Dreamtime of the Jawoyn people
Sickness Country described above is located in the northern inland part of the Northern Territory. As the Dreamtime explains, the Jawoyn people who are the traditional Aboriginal land owners have long been aware of potentially adverse health effects from disturbing this land. Interestingly, the location of Sickness Country coincides with some of the largest uranium deposits in Australia. Although many areas within Sickness country are sacred to avoid disturbing Bula, in modern times they are also very attractive to mining companies. In the early 1990s, the Jawoyn people opposed the proposal to mine Coronation Hill, or Guratba, which has been referred to as “one of the great unmined and barely studied uranium ore deposits on the planet”. After great political debate, the area was designated a Conservation Zone of the Kakadu National Park, one of four of Australian sites included on the World Heritage List for outstanding cultural and natural universal values.
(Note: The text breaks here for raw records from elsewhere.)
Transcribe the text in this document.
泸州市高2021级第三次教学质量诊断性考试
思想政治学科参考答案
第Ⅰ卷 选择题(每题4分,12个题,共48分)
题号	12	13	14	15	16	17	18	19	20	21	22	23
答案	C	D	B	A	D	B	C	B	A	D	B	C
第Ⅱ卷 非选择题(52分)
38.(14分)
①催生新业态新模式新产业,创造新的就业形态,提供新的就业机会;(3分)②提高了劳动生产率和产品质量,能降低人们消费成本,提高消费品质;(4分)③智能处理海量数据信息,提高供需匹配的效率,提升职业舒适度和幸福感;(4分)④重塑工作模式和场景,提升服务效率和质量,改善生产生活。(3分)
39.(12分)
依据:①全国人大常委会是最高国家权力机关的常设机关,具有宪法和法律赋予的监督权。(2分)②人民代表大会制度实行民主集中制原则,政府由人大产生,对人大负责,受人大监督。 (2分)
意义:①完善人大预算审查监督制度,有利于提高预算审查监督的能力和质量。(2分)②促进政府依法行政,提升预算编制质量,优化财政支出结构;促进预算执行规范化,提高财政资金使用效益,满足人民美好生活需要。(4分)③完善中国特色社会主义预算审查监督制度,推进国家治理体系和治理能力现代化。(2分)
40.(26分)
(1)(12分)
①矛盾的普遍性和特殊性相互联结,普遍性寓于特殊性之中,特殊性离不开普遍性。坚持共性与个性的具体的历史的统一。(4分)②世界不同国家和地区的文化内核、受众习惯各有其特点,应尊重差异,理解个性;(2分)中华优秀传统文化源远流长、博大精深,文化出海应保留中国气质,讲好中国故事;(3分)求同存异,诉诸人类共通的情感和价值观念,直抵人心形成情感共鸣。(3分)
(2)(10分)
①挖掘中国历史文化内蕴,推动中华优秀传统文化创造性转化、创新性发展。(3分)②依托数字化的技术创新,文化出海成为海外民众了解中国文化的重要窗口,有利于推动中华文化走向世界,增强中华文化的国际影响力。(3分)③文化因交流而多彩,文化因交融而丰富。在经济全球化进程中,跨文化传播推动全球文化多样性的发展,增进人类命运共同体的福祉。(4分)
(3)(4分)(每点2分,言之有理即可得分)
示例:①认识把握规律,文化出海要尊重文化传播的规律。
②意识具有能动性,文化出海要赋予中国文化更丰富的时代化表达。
(From Ljung et al., An Overview of Medical Geology Issues in Australia and Oceana in Medical Geology: A Regional Synthesis, Springer 2010, pp. 111-112.)
So, what does this story have to do with water chemistry and health outcomes in places other than Crocodile Dundee's backyard? Plenty...but you're either going to have to tune out the cacophany of Christmas consumer messages and listen to the ancient wisdom of the indigenous peoples of the world or get over your angst about what they were trying to teach you in high school chemistry class.
Ideally, you'll do both and this blog will help you find your way out of Sickness Country.